A new client joined me last week and we ran through a couple of good training sessions. Client left happy however the week after when training again I casually asked how things were going. To my dismay my client had been to the physio the next day after my session with severe back pain. How good did I feel? I was the fitness professional from hell. I was quickly informed that the pain was built up from years of training with numerous trainers forcing sit-ups on the client. I was then informed I should be given a gold medal for not allowing sit-ups to be completed in my facility.
The dreadful aspect is the client's back pain must be fixed and the investment this person undertook to be healthy could of potentially ruined a sporting career not enhanced it. What does this mean for you? Again your back must be kept in neutral or a straight position when undertaking any core or stabilizing exercise.

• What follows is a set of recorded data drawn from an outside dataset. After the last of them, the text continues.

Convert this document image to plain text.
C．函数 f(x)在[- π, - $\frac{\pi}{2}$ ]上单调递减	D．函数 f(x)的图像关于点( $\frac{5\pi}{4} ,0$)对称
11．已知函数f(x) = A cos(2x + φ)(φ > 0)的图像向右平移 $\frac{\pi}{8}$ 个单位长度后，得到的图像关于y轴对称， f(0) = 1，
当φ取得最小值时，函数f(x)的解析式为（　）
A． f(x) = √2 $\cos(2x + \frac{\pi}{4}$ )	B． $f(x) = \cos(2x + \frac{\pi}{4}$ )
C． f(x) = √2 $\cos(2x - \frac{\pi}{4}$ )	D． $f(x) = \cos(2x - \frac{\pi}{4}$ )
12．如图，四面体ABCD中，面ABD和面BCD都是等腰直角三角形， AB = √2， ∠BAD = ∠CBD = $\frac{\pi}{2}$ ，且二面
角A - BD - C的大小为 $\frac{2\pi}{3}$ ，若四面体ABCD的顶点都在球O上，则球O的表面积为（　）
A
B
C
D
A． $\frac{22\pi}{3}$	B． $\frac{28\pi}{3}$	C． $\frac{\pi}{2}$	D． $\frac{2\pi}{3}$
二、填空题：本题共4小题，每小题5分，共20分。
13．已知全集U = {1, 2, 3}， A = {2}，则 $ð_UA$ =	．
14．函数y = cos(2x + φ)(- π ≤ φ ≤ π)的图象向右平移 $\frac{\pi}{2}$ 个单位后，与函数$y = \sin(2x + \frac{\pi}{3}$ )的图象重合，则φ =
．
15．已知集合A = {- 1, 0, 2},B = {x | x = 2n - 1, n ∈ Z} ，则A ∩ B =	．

So spine bending and crunching sit-ups are OUT. No appeal necessary, They can walk :) By completing these exercises such as sit-ups repeatedly you are smashing your lower back vertebrae together causing a shearing effect. After enough abuse the back will just stop working - ACUTE pain occurs and rest will be the only thing you can do for a while.
The next step is herniated discs which is irreversible. So please do not put your back into bent positions whilst force or fast movements will be taking place. Think of this fact when you bowl, bat and field. Will you need to make some adjustments to your cricket for your Back’s sake? Plus your own performance enhancement? Definitely forget the sit-ups PLEASE. As promised I will leave you 2 exercises to help you start to strengthen and stabilize your back and core.
1. The Plank - Lay face down on the ground, resting on the front of your toes. Move onto your elbows with your arms shoulder width apart. Brace your whole torso and lift your back to form a straight line or a plank. Hold for a designated time frame and then relax.
2. The Side Plank - Lay on your side and rest on one elbow and the outside of your bottom foot. Completely straighten your body from head to toe. Brace your whole body and lift from your hips towards the roof. Hold for a designated time frame. For both of these exercises please stat at 5 or 10 seconds holding time and build up weekly by 5 seconds. Try doing them in sets of 3 or 5 rather than 1 really long hold. Remember quantity not quality. Have fun with them but more importantly stay safe.